На пыльной мостовой стояли монах в черной рясе и старушка. Старушка живо рассказывала монаху что-то свое. Он перебил, поинтересовался ее здоровьем. По интонации ответа наемник понял, что старуха была очень мнительна. Она пожаловалась на боли в сердце. Монах порылся в карманах своей рясы и достал полную ладонь маленьких, сделанных из серебра сердец, рук, ног, голов и мужских членов вперемешку с игрушечными младенцами. Он высыпал их горкой на стол, появившийся рядом.
– Есть сердца, – прошамкал он беззубым ртом, – на пять золотых, на десять и на пятнадцать. Они освящены. Осталось прочесть над ними молитву и положить под подушку.
Старушенция купила маленькое сердце за десять золотых.
Она повернула голову вверх. Туда, где он выглядывал из своей комнаты. Женщина сказала наемнику, что идет на службу. Она ушла, а он продолжал смотреть на двор. Прошел монах в блестящей выгоревшей рясе. Потом из темноты появились два пилигрима. Они сели под стеной на серые камни, достали из сумок хлеб и редьку и стали есть.
Потом наемник увидел себя в длинном коридоре. Он узнал, что до этого, поддавшись скуке, гулял по храму и заблудился.
Узкий проход, в котором он оказался, был вымощен потрескавшимися плитами. Из трещин выбивалась трава. К стенам, окружившим проход, были привинчены чугунные фонари. Должно быть, они давно не зажигались. В одном из них он обнаружил птичье гнездо.
Наемник долго шел по коридору. Вдруг рядом с ним со скрипом отворилась калитка. Он прошел через нее. В яблоневом саду под деревом сидела женщина, кормящая грудью ребенка. Ребенок морщился и хрипел. Рядом с женщиной стоял парень с лицом, испещренным оспой. Он стоял, хмуро понурив голову, теребя руками шляпу.
Монах, страдающий от низкого роста и плеши на голове, обрезал длинным ножом ветки яблонь. Присев на пень рядом с кормилицей, он о чем-то спросил ее.
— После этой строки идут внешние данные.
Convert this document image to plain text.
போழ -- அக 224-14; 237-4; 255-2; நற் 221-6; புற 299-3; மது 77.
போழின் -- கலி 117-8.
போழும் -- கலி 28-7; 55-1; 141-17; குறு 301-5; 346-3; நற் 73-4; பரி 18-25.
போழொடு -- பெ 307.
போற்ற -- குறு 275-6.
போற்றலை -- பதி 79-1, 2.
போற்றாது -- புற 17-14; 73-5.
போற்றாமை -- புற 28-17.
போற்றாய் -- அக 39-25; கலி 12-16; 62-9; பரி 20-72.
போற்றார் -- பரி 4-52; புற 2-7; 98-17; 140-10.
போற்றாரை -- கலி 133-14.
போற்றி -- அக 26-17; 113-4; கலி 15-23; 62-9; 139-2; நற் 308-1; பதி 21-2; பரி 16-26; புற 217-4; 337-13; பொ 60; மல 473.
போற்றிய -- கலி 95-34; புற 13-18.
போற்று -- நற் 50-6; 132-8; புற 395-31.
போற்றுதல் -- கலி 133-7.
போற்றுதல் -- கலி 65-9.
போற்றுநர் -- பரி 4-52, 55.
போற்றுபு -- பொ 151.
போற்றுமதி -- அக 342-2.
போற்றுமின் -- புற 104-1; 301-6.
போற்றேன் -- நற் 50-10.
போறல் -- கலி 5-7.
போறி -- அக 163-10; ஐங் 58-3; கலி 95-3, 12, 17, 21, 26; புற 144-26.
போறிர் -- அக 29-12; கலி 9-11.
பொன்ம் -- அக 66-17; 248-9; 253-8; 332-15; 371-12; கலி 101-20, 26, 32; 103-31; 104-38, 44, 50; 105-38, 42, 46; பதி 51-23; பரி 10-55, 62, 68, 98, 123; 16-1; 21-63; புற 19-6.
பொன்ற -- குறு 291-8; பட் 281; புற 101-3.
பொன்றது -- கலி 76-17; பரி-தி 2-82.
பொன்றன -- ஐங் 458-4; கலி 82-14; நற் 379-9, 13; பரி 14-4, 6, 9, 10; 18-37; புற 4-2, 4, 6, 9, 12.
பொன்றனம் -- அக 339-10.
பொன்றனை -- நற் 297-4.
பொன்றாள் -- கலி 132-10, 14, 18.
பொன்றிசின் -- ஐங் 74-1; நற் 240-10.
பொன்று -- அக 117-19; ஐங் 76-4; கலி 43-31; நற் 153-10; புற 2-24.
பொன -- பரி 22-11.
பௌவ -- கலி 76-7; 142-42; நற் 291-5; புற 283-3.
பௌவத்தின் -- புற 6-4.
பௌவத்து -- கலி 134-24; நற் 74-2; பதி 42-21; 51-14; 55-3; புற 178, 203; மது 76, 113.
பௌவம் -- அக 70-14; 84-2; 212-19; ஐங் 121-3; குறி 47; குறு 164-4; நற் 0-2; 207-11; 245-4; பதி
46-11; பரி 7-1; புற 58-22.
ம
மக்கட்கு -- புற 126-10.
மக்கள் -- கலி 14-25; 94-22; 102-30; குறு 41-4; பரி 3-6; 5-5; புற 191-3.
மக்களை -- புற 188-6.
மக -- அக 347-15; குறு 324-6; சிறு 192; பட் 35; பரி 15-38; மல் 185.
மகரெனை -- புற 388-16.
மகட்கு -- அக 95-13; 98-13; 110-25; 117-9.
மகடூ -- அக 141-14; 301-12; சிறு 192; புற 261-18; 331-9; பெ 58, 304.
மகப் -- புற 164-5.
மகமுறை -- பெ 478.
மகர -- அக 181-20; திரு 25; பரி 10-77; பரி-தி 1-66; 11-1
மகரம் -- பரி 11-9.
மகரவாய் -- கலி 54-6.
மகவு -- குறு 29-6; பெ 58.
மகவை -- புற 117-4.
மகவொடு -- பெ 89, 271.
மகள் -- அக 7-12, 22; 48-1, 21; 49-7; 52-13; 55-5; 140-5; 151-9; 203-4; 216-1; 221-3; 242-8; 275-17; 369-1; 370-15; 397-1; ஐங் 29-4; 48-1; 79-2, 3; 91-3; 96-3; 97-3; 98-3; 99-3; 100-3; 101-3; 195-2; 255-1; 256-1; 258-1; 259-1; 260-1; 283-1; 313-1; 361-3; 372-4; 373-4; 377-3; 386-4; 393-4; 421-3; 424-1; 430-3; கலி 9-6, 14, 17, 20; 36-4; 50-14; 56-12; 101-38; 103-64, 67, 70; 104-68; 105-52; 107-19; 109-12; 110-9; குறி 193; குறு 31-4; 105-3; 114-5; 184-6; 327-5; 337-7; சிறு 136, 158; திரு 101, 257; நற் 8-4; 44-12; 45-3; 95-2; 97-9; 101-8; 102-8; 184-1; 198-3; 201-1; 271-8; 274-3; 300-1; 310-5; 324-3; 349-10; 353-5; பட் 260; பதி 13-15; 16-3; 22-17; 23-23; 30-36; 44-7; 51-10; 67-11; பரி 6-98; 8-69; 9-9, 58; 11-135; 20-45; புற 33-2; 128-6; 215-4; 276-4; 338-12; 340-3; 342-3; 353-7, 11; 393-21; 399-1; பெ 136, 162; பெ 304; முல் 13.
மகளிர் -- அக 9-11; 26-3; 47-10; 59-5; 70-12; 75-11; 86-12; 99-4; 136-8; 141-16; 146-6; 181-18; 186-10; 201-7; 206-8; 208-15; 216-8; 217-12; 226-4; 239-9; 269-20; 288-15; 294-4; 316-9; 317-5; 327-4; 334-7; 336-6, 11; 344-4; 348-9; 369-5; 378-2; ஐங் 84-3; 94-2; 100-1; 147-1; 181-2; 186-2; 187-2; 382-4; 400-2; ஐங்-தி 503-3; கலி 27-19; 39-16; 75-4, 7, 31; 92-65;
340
– Он, – женщина кивнула на парня, – убил серну в лесу. Когда нашему малышу всего исполнилось полгода. Серна. Разве можно убивать ее и приносить в дом.
Монах вздохнул. На глазах наемника резким броском он оскопил парня. Тот беззвучно согнулся пополам. Монах поднялся. Женщина зарыдала, передавая ему ребенка. Монах распеленал младенца.
Женщина сквозь слезы пробормотала:
– С тех пор он весь синий, болезнь душит его горло.
Монах молча повторил ту же процедуру с младенцем. Ребенок заверещал. Но синева его тела тут же сменилась ровным румянцем, и только кровавое пятно между ног нарушало картину благополучия.
В памяти всплыл монах в черной рясе с игрушечными младенцами. Наемник подумал, что раны скопцов заживут быстрее, если они купят за золото игрушечные члены. Он ушел из сада.
3
Наемник присел на край песчаного валуна, отколовшегося от основной массы террикона, и закурил. Он устал, жизненные соки медленно истекали из него. «Черт возьми, – думал он, – как мерзко ощущать себя изможденным…»
Оживленное им тело лежало на голой земле, прикрытое большим медицинским покрывалом из биопластика. Такое покрытие служило микрореанимационным центром.
Сейчас интеллектуальная часть покрывала пребывала в состоянии крайнего замешательства. Изумленно анализируя поступающие от тела данные, она пыталась найти адекватный способ лечения. Но бездушной машине было невдомек, что ожившему трупу под ним нужно только время.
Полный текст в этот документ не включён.